An evolutionary psychology explanation starts by asking why such a trait 
would have improved the reproductive success of people during the millions 
of years we lived as social primates in bands or tribes?  One thing that 
stands out from our records of the historical North American tribes, the 
South American tribes such as the Yanamano, and some African tribes is that 
being captured was a relatively common event.  If you go back a few 
generations, almost everyone in some of these tribes has at least one 
ancestor (usually a women) who was violently captured from another tribe.
Natural selection has left us with psychological responses to capture seen 
in the Stockholm Syndrome and the Patty Hearst kidnapping.  Capture-bonding 
or social reorientation when captured from one warring tribe to another was 
an essential survival tool for a million years or more.  Those who 
reoriented often became our ancestors.  Those who did not became breakfast.
         Tribal life was not very many generations in the past even for 
western people.  Recent genetic studies in Iceland have found that many of 
the women who were the founding stock of Iceland came from England and what 
is now France.  Some of them might have been willing brides, but some were 
probably captured and carried off in Viking raids only 40 generations ago.

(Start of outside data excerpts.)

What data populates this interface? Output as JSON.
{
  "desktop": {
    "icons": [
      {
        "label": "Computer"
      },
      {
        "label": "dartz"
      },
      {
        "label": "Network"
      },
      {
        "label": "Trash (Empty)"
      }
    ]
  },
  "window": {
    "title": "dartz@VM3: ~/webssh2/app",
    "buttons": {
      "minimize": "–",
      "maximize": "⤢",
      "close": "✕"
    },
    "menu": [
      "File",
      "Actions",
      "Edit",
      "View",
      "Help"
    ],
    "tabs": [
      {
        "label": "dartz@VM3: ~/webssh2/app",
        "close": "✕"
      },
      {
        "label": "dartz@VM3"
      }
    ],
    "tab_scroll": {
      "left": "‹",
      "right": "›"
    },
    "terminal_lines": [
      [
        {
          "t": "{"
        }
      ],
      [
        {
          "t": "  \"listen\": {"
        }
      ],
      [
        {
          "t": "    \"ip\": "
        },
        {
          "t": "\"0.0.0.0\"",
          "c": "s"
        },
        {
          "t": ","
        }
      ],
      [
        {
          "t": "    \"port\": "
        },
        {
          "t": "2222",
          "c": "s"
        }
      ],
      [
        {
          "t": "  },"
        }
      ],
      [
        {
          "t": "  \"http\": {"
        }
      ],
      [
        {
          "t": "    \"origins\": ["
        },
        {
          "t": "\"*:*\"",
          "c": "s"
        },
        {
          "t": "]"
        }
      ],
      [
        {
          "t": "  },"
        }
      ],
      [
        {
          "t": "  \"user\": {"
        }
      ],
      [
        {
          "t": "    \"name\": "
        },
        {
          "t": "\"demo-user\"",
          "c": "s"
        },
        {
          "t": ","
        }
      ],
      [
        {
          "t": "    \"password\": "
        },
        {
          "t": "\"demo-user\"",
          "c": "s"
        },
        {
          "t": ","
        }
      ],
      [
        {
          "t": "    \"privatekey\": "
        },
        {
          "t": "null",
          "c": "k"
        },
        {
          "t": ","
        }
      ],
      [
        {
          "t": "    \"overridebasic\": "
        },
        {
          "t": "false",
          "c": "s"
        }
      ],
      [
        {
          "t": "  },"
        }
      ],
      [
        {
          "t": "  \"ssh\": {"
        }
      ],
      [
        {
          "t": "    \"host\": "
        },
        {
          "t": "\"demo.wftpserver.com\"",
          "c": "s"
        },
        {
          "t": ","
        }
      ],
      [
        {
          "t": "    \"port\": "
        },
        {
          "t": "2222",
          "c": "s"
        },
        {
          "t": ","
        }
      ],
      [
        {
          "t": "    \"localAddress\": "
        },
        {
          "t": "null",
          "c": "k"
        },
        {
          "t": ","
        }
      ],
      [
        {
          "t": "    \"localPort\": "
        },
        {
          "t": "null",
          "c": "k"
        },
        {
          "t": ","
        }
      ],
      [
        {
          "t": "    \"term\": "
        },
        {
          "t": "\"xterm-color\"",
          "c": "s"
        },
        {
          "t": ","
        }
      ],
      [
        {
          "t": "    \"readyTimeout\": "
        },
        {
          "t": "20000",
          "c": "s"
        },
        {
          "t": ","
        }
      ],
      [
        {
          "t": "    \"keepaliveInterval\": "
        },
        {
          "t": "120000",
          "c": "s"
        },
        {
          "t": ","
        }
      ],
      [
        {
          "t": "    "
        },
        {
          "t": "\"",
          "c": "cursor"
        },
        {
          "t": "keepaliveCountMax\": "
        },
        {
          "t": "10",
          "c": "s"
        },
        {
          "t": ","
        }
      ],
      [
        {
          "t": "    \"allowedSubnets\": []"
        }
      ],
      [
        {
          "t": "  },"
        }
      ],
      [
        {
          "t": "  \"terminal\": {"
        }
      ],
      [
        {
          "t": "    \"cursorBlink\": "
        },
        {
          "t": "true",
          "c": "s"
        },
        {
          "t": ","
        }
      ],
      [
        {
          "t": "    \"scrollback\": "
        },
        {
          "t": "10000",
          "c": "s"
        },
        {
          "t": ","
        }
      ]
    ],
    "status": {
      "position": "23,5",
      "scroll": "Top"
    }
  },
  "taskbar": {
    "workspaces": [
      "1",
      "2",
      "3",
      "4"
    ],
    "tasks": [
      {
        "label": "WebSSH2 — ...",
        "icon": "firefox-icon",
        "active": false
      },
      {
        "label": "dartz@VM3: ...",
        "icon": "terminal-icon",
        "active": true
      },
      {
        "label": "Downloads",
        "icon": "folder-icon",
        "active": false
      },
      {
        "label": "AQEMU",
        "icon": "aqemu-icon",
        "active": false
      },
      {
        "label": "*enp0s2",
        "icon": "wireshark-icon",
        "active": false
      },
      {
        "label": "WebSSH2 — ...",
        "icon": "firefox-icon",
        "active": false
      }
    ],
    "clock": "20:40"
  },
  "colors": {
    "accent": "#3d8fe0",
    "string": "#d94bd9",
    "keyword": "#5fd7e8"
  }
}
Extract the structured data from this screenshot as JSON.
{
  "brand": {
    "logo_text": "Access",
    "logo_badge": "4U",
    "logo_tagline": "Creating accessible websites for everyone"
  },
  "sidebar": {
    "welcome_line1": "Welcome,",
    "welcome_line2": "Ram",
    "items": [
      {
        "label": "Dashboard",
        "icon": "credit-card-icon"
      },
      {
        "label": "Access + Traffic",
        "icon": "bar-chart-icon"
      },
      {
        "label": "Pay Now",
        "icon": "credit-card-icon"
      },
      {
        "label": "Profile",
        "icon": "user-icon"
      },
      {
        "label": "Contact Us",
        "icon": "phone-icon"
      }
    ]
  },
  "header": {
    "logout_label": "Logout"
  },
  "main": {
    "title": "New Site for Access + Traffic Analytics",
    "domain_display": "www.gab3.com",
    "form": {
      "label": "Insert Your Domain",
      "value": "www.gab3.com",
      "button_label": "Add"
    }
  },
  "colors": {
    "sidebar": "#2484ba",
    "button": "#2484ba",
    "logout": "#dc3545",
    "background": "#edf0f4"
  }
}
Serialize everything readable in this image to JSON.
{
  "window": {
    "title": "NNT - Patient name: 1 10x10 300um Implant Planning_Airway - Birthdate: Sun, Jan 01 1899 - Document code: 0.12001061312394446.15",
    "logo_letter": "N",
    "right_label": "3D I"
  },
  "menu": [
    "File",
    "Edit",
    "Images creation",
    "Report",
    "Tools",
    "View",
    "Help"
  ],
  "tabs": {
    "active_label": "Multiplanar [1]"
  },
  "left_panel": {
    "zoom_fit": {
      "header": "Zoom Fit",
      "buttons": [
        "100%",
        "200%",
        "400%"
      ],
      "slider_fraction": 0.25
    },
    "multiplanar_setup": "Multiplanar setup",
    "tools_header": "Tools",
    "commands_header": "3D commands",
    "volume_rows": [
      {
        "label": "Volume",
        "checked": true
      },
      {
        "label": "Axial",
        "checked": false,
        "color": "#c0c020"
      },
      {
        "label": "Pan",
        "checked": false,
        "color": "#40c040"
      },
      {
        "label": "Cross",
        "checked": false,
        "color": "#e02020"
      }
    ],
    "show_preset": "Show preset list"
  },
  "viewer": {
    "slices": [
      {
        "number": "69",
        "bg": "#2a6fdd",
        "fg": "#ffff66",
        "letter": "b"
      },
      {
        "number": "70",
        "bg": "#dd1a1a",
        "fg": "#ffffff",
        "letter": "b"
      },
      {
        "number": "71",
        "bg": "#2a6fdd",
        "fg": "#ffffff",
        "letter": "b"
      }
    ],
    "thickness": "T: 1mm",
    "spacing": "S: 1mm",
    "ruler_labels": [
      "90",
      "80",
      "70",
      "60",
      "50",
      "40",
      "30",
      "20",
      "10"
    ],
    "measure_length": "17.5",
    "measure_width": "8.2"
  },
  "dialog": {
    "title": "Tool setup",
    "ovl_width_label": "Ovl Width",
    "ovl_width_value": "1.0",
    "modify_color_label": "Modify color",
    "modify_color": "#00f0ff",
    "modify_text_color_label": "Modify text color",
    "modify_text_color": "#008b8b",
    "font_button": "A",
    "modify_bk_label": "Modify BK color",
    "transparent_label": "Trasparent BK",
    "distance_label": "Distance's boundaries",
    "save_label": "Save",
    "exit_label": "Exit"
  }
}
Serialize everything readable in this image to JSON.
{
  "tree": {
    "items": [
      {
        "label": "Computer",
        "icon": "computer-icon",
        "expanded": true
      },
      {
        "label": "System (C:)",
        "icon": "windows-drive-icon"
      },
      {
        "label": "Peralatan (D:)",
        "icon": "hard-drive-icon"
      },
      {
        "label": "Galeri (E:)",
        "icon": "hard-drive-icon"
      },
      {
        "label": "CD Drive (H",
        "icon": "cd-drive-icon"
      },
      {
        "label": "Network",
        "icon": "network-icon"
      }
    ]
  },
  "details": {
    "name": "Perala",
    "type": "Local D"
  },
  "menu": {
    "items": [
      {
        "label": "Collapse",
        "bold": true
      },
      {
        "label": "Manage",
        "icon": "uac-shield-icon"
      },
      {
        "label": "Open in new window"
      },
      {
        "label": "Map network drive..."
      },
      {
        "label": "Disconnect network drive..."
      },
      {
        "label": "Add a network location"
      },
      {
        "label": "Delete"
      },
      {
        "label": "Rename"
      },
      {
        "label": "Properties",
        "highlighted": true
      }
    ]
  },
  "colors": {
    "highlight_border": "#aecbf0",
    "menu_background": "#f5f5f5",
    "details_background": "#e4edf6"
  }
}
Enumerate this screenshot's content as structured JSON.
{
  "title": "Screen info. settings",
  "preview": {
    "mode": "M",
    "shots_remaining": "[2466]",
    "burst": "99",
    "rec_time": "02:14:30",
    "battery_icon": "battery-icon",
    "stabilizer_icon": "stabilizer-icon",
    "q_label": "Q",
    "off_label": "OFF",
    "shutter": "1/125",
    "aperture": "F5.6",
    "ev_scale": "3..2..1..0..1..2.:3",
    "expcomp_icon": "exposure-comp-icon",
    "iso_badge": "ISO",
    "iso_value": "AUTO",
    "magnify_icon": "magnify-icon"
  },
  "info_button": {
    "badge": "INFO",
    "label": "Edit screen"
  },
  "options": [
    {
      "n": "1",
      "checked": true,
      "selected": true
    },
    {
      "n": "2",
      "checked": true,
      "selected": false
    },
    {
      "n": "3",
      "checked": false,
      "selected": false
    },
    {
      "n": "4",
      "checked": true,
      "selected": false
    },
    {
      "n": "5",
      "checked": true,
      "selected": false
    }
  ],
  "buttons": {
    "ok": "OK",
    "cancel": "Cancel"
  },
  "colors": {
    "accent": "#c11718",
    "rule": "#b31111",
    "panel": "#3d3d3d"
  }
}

         Fighting hard to protect yourself and your relatives is good for 
your genes, but when captured and escape is not possible, giving up short 
of dying and making the best you can of the new situation is also good for 
your genes.  In particular it would be good for genes that built minds able 
to dump previous emotional attachments under conditions of being captured 
and build new social bonds to the people who have captured you.  The 
process should neither be too fast (because you may be rescued) nor too 
slow (because you don't want to excessively try the patience of those who 
have captured you--see end note 3).
         An EP explanation stresses the fact that we have lots of ancestors 
who gave up and joined the tribe that had captured them (and sometimes had 
killed most of their relatives).  This selection of our ancestors accounts 
for the extreme forms of capture-bonding exemplified by Patty Hearst and 
the Stockholm Syndrome.  Once you realize that humans have this trait, it 
accounts for the "why" behind everything from basic military training and 
sex "bondage" to fraternity hazing (people may have a wired-in "knowledge" 
of how to induce bonding in captives).  It accounts for battered wife 
syndrome, where beatings and abuse are observed to strengthen the bond 
between the victim and the abuser--at least up to a point.
         This explanation for brainwashing/Stockholm Syndrome is an example 
of the power of EP to suggest plausible and sometimes testable reasons for 
otherwise hard-to-fathom human psychological traits.  Some cults use abuse 
and confinement to induce capture-bonding, especially for those who try to 
escape.  Others, particularly the Moonies, used fear as an element to get 
prospective members to bond.  (In the 70s, those who went with them for a 
weekend found themselves 30 miles from the nearest town.)  Historically 
capture-bonding was important in the spread of some religions.  (Convert or 
die, infidel!)
Capture-bonding does not by itself account for the influence cults have on 
their victims, though it does account for the success of classic 
"deprogramming" cult members by capture.  To account for the success of 
most cults we need to look at another powerful psychological reward mechanism.